2. Titik tetap yang digunakan untuk dasar pelaksanaan pekerjaan.
3. Kesimpulan/Saran.


3. Sebelum dimulai pelaksanaan Pihak Kontraktor bersama Pengawas Lapangan perlu mengadakan Pra Paper Kerja membahas program kerja meliputi :

1. Hubungan dengan masyarakat dan Pemerintah setempat sehingga mengadakan dukungan terhadap pelaksanaan pekerjaan.
2. Penyusunan waktu kegiatan pada bagian-bagian pekerjaan dalam bentuk Barchart Rencana yang diplot warna merah.
3. Penyusunan waktu pengadaan bahan serta peralatan sesuai jumlah yang diperlukan sebelum pekerjaan dimulai agar diplot dalam barchart.
4. Penyusunan waktu penyerahan tenaga kerja sesuai kebutuhan dan sifat pekerjaan yang diplot dalam bartchart.
5. Hal-Hal yang dimaksud butir 2.3.2. s/d 2.3.4.menjadi dasar monitoring pelaksanaan dan segala perubahan dari rencana pelaksanaan yang telah disusun, Pihak Kontraktor harus mengajuka alasan secara tertulis untuk menjadi bahan pertimbangan Pemberi Tugas.

4. Berdasarkan ayat 3 diatas, Pihak Pemberi Tugas bersama Pihak Kontraktor melaksanakan rumusan ketetapan Program Kerja pada tempat yang ditentukan dan ditetapkan ini bersifat mengikat untuk dipatuhi selama pelaksanaan pekerjaan.
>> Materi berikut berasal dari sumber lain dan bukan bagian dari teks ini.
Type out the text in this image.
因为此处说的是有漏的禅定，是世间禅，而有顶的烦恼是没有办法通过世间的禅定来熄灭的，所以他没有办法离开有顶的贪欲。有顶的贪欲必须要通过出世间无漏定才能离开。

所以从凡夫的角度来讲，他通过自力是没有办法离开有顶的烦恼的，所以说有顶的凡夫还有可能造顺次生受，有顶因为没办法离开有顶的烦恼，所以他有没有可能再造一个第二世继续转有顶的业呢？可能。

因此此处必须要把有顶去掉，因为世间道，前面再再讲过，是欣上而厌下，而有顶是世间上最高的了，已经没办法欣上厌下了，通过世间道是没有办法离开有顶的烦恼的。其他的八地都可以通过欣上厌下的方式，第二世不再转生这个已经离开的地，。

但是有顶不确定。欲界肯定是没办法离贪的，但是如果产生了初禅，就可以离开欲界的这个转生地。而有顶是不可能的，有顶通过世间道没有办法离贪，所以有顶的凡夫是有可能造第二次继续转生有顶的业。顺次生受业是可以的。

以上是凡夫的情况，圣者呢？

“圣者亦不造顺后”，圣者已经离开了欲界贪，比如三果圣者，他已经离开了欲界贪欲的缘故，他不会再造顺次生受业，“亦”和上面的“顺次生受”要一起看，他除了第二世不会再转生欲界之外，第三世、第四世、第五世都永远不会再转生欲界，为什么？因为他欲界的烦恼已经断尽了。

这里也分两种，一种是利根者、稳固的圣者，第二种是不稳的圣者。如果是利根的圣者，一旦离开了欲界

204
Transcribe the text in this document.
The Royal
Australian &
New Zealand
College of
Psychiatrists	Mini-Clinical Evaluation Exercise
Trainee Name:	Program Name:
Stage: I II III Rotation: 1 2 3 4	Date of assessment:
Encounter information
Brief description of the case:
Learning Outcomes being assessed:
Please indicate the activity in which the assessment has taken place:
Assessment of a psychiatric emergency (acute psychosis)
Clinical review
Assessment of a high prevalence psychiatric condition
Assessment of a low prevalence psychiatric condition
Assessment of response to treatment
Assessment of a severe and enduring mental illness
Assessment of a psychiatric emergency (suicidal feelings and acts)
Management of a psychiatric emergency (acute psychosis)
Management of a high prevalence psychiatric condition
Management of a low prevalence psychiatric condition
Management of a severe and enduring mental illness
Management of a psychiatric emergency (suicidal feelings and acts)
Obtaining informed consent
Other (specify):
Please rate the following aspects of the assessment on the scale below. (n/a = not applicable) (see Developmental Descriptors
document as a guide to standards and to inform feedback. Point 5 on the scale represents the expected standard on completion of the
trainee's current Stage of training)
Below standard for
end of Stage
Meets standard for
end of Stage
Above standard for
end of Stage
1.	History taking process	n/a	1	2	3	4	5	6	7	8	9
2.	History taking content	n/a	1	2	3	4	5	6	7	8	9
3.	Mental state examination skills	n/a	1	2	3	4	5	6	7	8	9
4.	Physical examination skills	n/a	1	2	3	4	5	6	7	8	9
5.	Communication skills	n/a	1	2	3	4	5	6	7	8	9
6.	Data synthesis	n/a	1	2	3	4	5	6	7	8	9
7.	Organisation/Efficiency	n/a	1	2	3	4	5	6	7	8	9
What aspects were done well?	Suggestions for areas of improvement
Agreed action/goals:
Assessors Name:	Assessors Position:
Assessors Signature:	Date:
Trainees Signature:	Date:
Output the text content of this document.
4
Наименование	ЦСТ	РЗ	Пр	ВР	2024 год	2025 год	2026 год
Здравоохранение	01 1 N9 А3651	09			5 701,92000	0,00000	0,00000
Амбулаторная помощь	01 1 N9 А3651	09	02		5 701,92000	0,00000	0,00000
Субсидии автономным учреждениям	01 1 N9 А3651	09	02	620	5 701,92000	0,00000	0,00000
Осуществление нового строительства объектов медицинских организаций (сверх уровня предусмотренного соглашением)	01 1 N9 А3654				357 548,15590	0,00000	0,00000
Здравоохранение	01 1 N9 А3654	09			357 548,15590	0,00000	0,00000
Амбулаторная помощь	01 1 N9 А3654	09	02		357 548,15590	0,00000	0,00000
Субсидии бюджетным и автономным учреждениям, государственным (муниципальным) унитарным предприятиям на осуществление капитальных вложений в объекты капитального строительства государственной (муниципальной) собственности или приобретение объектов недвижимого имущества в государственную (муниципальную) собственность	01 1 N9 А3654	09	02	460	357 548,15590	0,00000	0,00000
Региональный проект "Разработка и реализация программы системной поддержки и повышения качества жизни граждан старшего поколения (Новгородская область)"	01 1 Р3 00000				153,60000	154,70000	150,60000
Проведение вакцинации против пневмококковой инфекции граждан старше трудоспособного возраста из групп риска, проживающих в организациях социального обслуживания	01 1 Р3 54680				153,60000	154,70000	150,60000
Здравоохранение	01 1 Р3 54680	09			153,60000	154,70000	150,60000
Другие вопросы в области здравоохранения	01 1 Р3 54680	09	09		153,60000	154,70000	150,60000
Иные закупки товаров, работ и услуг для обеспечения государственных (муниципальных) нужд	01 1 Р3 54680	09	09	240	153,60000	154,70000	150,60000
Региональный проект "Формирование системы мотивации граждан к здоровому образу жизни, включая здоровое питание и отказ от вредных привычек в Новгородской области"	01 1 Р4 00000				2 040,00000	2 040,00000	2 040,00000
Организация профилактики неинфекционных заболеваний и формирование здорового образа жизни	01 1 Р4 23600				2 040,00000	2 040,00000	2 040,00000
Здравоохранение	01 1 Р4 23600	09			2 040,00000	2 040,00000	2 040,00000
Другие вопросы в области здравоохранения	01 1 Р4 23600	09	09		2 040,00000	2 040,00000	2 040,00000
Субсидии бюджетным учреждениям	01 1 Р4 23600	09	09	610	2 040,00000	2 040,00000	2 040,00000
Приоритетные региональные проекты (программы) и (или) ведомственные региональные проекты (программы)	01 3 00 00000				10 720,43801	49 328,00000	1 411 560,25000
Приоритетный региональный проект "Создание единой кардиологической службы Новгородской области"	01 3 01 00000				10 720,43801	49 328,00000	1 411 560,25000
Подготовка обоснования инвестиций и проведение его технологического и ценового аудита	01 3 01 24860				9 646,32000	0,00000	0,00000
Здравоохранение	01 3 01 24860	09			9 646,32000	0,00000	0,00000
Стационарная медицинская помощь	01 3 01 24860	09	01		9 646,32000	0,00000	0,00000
3. Pengukuran Kembali (Uitzet)

1. Pihak Kontraktor wajib melaksanakan pengukuran kembali berpedoman pada titik tetap yang ditentukan oleh Direksi Lapangan, sebagai dasar Mutual Check Awal I.
2. Kontraktor wajib memasang patok tetap/pembantu pada lokasi-lokasi sebagai berikut :
1. Memasang kembali unit beton bila titik ikat menurun, gambar bestek sudah hilang dan elevasi unit beton harus cocok dengan gambar rencana/revisi, ukuran pelaksanaan pembuatan patok ditentukan oleh Pengawas Lapangan.
2. Memasang patok pembantu dari patok kayu untuk petunjuk as bangunan yang akan dikerjakan.
3. Pemasangan bouwplank dan profil dibuat dari bahan kayu atau bambu yang memenuhi syarat, ukuran berdasarkan gambar design/revisi rencana yang ditentukan setelah hasil Uitzet.
4. Dokumentasi yang wajib diadakan dan diserahkan kepada Pemberi Tugas yaitu :
1. Buku ukur yang telah diperiksa dan disetujui.
2. Gambar hasil Uitzet yang asli.
3. Gambar design berdasarkan hasil Uitzet yang terakhir menjadi dasar perhitungan volume (Uitzet) pada pekerjaan, yang pelaksanaannya diatur/ditetapkan oleh Pemberi Tugas, sebagai dasar dibuat Mutual Check Awal dan Akhir.

4. Pembersihan Lapangan
1. Daerah Proyek yang keadaan lapangan pada tempat-tempat lokasi pekerjaan masih berupa belukar maka sebelum pelaksanaan pekerjaan dilaksanakan, telebih dahulu pohon-pohon/ tanaman-tanaman harus dibersihkan dari tempat itu bersama akar-akarnya atas biaya Pemborong, termasuk ganti rugi tanaman sebelum dimulai pelaksanaan ( apabila ada ganti rugi tanaman ).
2. Daerah Proyek yang keadaan lapangan terdiri dari tegalan/rumput-rumput, maka tempat-tempat/lokasi pekerjaan harus bebas dari rerumputan tersebut.

5. Pekerjaan Galian Biasa

1. Pekerjaan galian Tanah menggunakan alat berat (Excavator) dan dilaksanakan sesuai ukuran dan ketinggian yang ditunjukan dalam gambar rencana atau menurut ukuran dan ketinggian lain sebagaimana yang diperintahkan oleh Direksi.
2. Ukuran yang berdasarkan atau menurut ketinggian tanah atau jarak pekerjaan harus ditunjukan kepada Direksi lebih dahulu sebelum memulai pekerjaan galian pada setiap tempat.
3. Yang dimaksud ketinggian tanah dalam perincian adalah permukaan tanah sesudah pembersihan lapangan dan sebelum pekerjaan tanah dimulai.
4. Sebelum penggalian pada tanah tersebut permukaannya harus dikupas sampai kedalaman minimal 15 cm, untuk sementara tanah kupasan ditimbun dan ditempatkan di sekitar areal pekerjaan.
6. Tidak akan diadakan pembayaran pada galian yang lebih dalam dari yang telah ditentukan atau kelebihan pekerjaan penggalian.
7. Kontraktor harus membuang semua pekerjaan galian yang lepas dan menambah dengan material yang berbutir kasar yang dipadatkan dan dibentuk sedemikian rupa agar permukaannya sesuai kembali dengan gambar rencana, atau dengan petunjuk Direksi.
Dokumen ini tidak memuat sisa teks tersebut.